Especialistas em história do esporte e gênero ouvidas pela CNN apontam que a discussão sobre liberdade na escolha dos uniformes ganhará ainda mais visibilidade no futuro, acompanhando uma tendência da própria sociedade. Sob essa mesma ótica, as pesquisadoras preveem que a reflexão sobre igualdade de salário e o tratamento de pessoas que se identificam como não-binárias também terá mais relevância nos próximos anos.

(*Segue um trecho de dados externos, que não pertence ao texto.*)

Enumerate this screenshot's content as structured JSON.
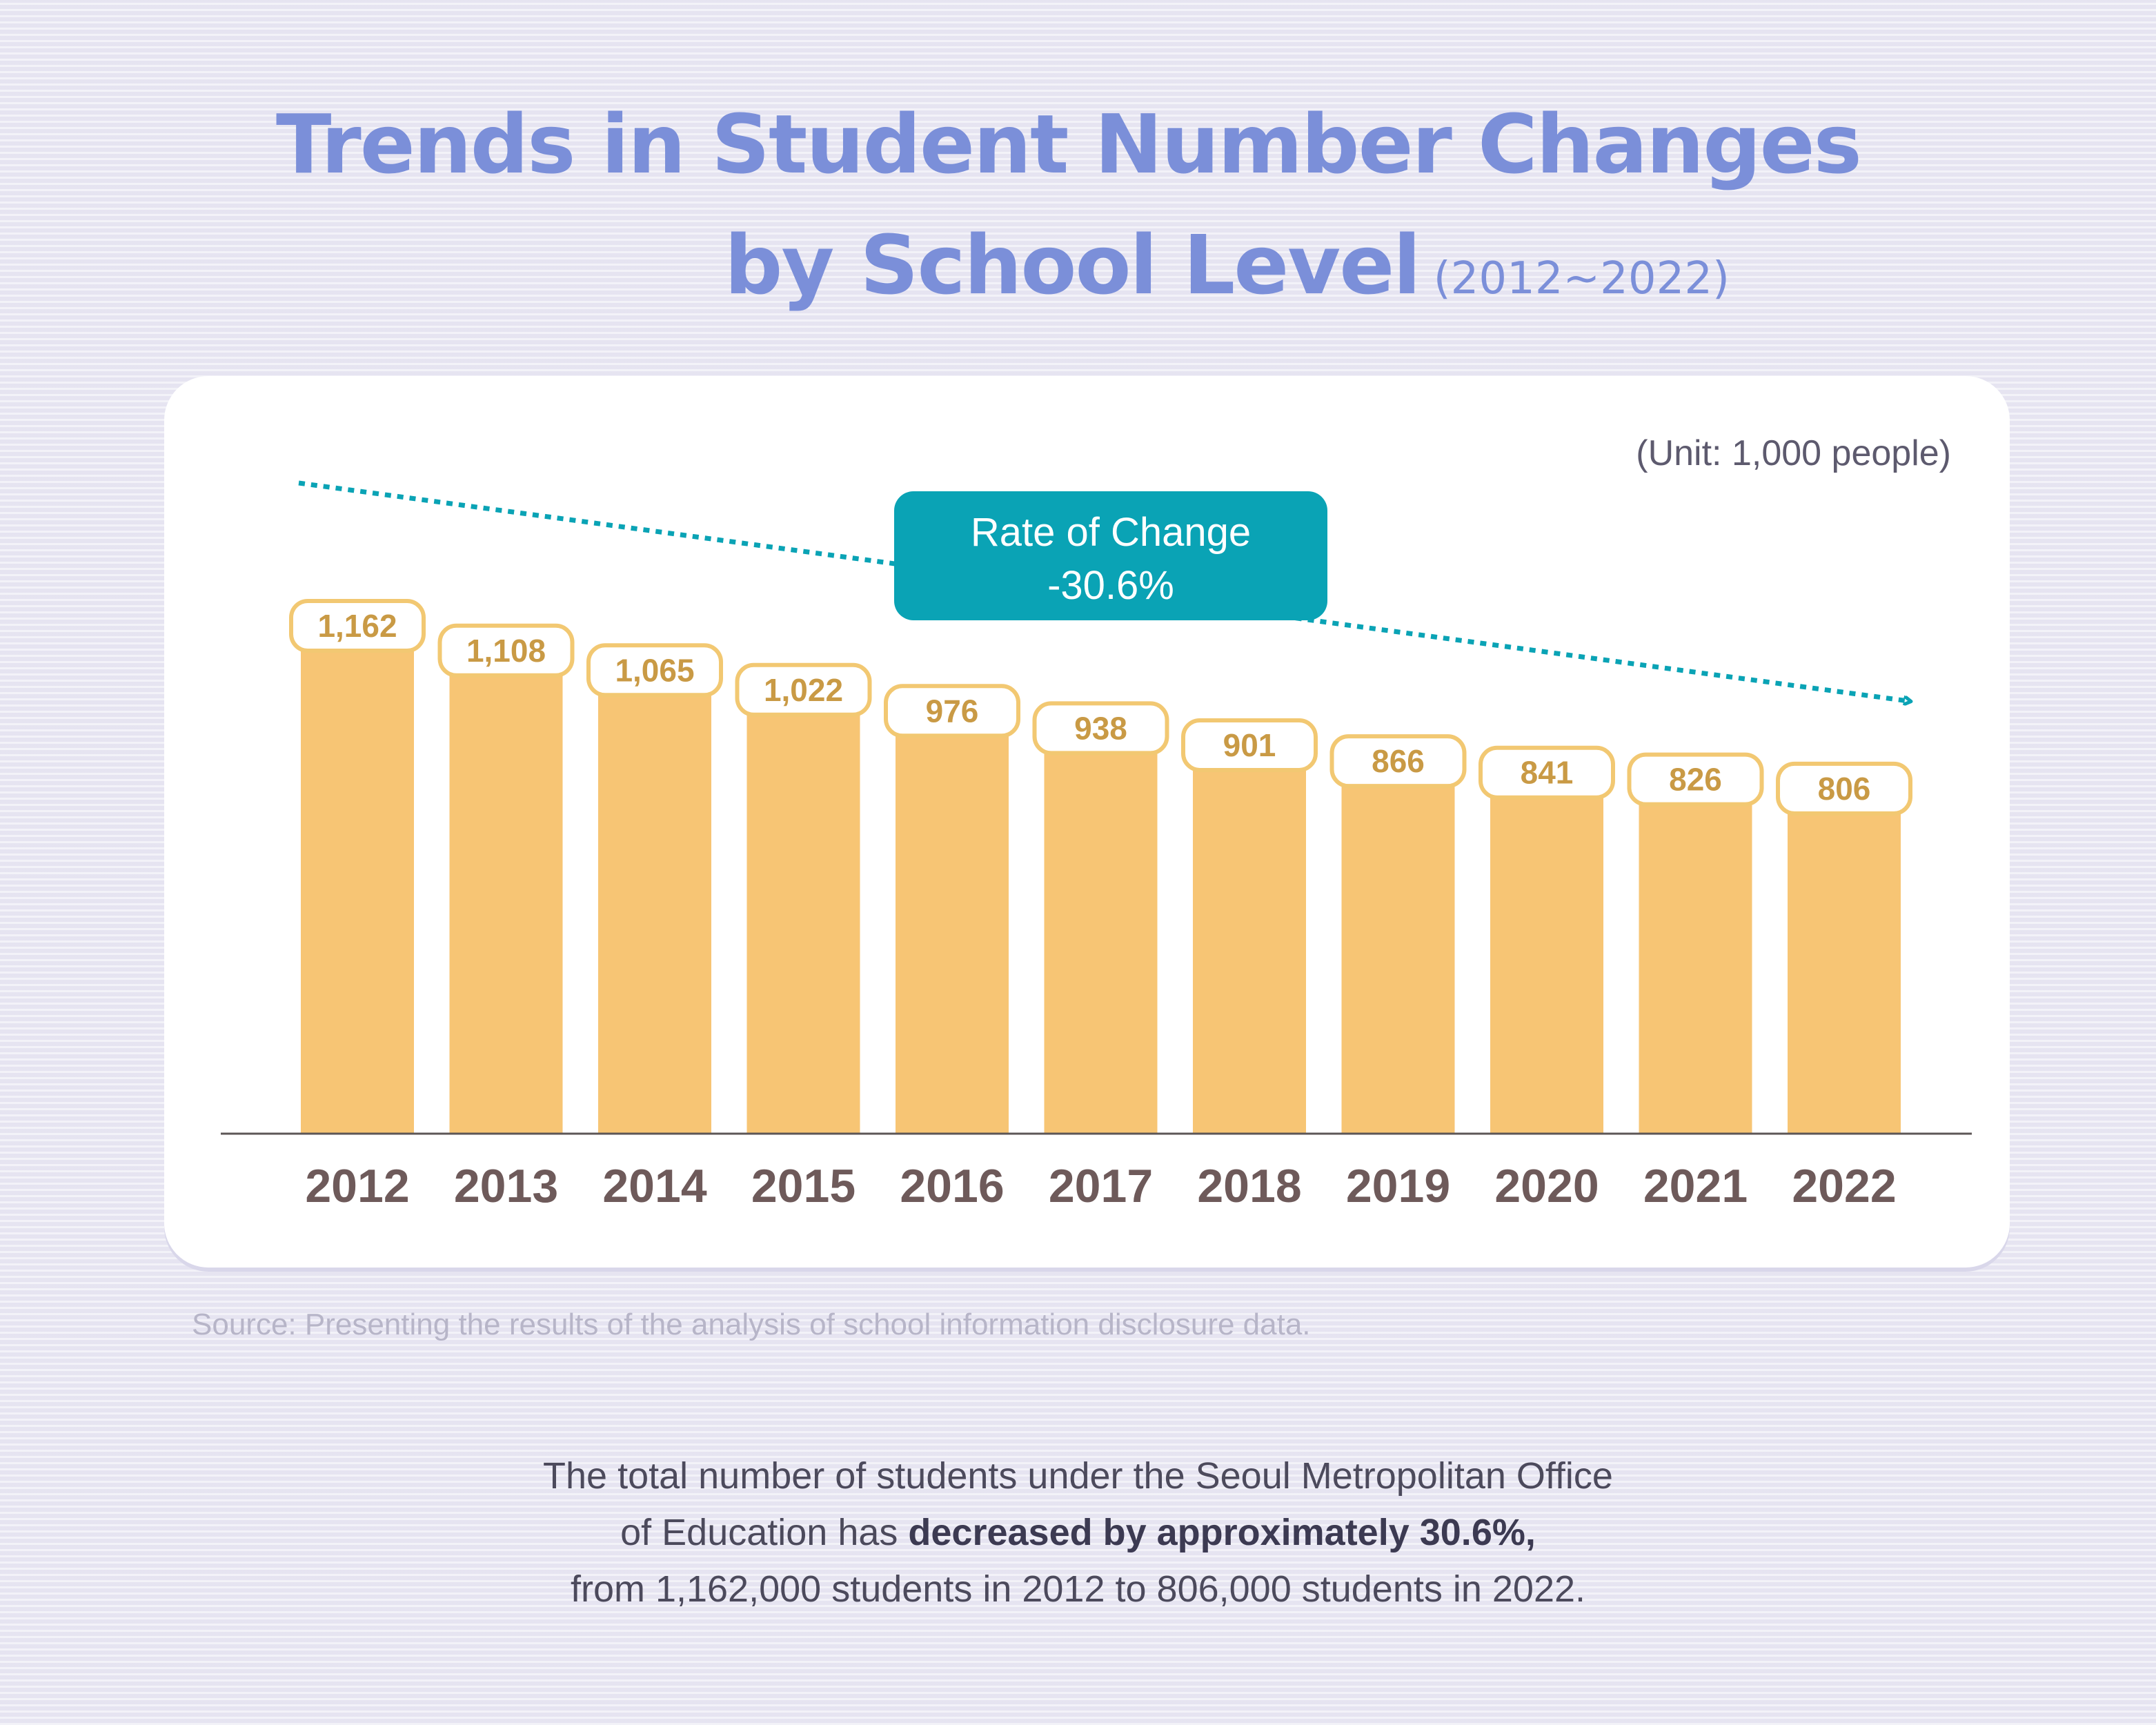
{
  "title": {
    "line1": "Trends in Student Number Changes",
    "line2": "by School Level",
    "range": "(2012~2022)"
  },
  "unit_label": "(Unit: 1,000 people)",
  "source": "Source: Presenting the results of the analysis of school information disclosure data.",
  "summary": {
    "line1": "The total number of students under the Seoul Metropolitan Office",
    "line2_prefix": "of Education has ",
    "line2_bold": "decreased by approximately 30.6%,",
    "line3": "from 1,162,000 students in 2012 to 806,000 students in 2022."
  },
  "colors": {
    "title": "#7b8fd9",
    "bar": "#f7c574",
    "bar_top": "#f5b95f",
    "label_border": "#f2c872",
    "label_text": "#c99a45",
    "trend": "#0aa3b5",
    "axis_text": "#6e5a5a"
  },
  "chart_data": {
    "type": "bar",
    "categories": [
      "2012",
      "2013",
      "2014",
      "2015",
      "2016",
      "2017",
      "2018",
      "2019",
      "2020",
      "2021",
      "2022"
    ],
    "values": [
      1162,
      1108,
      1065,
      1022,
      976,
      938,
      901,
      866,
      841,
      826,
      806
    ],
    "value_labels": [
      "1,162",
      "1,108",
      "1,065",
      "1,022",
      "976",
      "938",
      "901",
      "866",
      "841",
      "826",
      "806"
    ],
    "unit": "1,000 people",
    "ylim": [
      0,
      1162
    ],
    "trend_annotation": {
      "label_line1": "Rate of Change",
      "label_line2": "-30.6%"
    }
  }
}
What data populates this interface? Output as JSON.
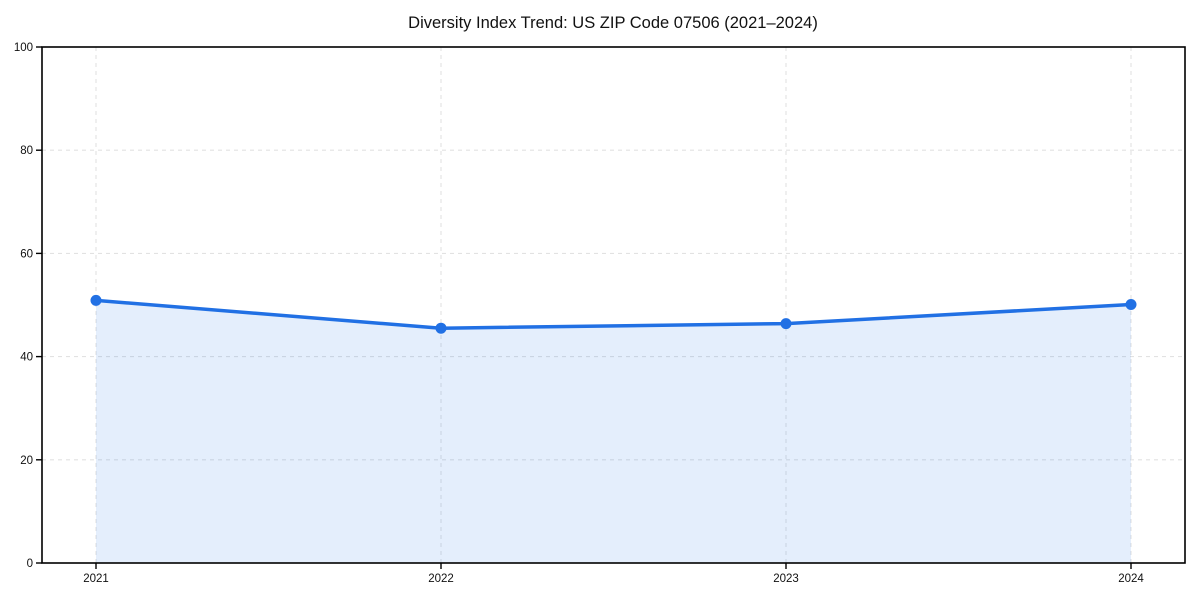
{
  "chart_data": {
    "type": "area",
    "title": "Diversity Index Trend: US ZIP Code 07506 (2021–2024)",
    "series_name": "Diversity Index",
    "x": [
      "2021",
      "2022",
      "2023",
      "2024"
    ],
    "values": [
      50.9,
      45.5,
      46.4,
      50.1
    ],
    "xlabel": "",
    "ylabel": "",
    "ylim": [
      0,
      100
    ],
    "yticks": [
      0,
      20,
      40,
      60,
      80,
      100
    ],
    "grid": "dashed",
    "legend_position": "none",
    "colors": {
      "line": "#2170e4",
      "marker": "#2170e4",
      "fill": "#2170e4",
      "fill_opacity": "0.12",
      "grid": "#e2e2e2",
      "axis": "#000000",
      "text": "#111111",
      "background": "#ffffff"
    }
  }
}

As ginastas alemãs ganharam apoio de colegas da modalidade, como Biles, Rebeca e Flávia Saraiva. Mesmo preferindo usar collant, as finalistas olímpicas defenderam a liberdade de cada atleta de escolher o que vestir.
As jovens alemãs já haviam usado os macacões no campeonato europeu, em abril, mas foi ao repeti-los em Tóquio que elas tornaram o debate inevitável. Elas não defendem que todas as atletas usem o mesmo traje, mas sim que cada uma tenha a liberdade de utilizar o que quiser e no momento em que quiser – integrantes da própria equipe já disseram que podem voltar a vestir o collant em dias em que se sentirem à vontade para isso.
“Queremos mostrar que todas as mulheres, qualquer uma, devem decidir o que usar”, disse Elisabeth Seitz, ginasta alemã que participa de sua terceira Olimpíada. Na disputa feminina do skate em Tóquio, por exemplo, houve atletas que usaram calças largas e outras optaram por roupas mais justas, como a brasileira Letícia Bufoni, seguindo aquilo que era mais confortável para cada uma.
O tema já estava em alta porque dois dias antes da abertura dos Jogos Olímpicos de Tóquio atletas da seleção feminina de handebol de praia da Noruega informaram que foram multadas pela federação europeia da modalidade pelo uso de “roupas inapropriadas”. Elas jogaram com shorts em vez de biquínis durante a Euro de Handebol Feminino 2021. Cada jogadora foi punida com o pagamento de US$ 177 (cerca de R$ 920). Na segunda-feira, 26, a cantora Pink se ofereceu para pagar a multa.
Na areia, nos ginásios e no gramado
Primeira campeã olímpica do vôlei de praia ao lado de Sandra, em Atlanta-96, Jaqueline Silva se acostumou a jogar de biquíni e até gostava. Para ela, o problema não é o traje e, sim, quem objetifica o corpo das mulheres.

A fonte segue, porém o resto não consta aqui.